No. There’s nothing special about living as multiplication. I was only ever angry at my brother for the ways he diminished my selfness. The first time I made him bleed was by pulling his front tooth. I was a scientist, a technician, a professional with a task, tying dry floss around the base of my brother’s front tooth with steady little hands, a knot, a bow. After I slammed the door I felt a heart-fist sorry and then a satisfaction as the sight of my brother bleeding from the mouth landed with a thud somewhere in my chest. I remember the feeling of its dislodge from gums, as if it had happened in my own mouth. I heard his breath come in and then a pop that was a breaking, a ripping apart. And then my brother cried a little whimper. Red dripped on the beige carpet whose every stain had gotten me wooden-spooned and would again that day.

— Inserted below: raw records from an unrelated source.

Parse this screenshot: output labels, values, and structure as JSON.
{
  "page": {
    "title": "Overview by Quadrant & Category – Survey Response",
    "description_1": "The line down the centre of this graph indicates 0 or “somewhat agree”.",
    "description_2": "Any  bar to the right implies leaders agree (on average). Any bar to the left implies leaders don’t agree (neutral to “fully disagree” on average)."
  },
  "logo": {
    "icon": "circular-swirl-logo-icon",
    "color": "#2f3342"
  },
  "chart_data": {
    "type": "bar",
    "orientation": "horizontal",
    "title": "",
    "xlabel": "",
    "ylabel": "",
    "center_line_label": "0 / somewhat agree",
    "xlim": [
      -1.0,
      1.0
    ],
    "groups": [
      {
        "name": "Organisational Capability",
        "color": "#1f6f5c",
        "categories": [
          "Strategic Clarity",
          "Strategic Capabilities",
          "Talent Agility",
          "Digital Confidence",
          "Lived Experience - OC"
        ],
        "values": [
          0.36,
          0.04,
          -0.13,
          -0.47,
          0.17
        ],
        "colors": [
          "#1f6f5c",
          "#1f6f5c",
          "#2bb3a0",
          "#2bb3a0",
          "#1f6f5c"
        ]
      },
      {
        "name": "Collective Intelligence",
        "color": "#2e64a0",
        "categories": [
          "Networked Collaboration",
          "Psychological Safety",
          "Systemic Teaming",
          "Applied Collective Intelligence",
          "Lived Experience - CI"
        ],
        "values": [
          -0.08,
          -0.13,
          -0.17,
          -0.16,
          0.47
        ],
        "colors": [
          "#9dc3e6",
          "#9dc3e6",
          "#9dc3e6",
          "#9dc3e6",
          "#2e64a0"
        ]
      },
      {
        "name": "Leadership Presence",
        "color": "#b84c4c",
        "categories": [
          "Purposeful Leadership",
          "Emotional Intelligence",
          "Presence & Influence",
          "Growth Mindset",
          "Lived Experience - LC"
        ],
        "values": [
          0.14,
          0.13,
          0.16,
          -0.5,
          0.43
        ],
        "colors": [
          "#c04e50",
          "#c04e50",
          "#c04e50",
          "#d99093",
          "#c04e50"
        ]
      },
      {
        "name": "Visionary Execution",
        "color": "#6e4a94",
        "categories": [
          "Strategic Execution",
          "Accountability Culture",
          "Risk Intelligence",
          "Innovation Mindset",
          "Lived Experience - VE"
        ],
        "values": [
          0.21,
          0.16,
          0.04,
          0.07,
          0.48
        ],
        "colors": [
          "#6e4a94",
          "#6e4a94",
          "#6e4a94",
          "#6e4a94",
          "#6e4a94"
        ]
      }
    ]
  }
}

Night comes and the man and I are still at the table. There are dishes in front of us, the aftermath of my clumsy, distracted efforts at an edible dinner while we formulated our plan. He had eaten his spaghetti with such cleanliness and precision. I stand, gather the dishes, pile them on what’s already in the sink, and leave the man at the table while I go to my room to pack my bag. The men with the cart, I realize, must have long gone back past my window in their clanking parade of chewed-up and spit-out. For the first time, I hadn’t noticed.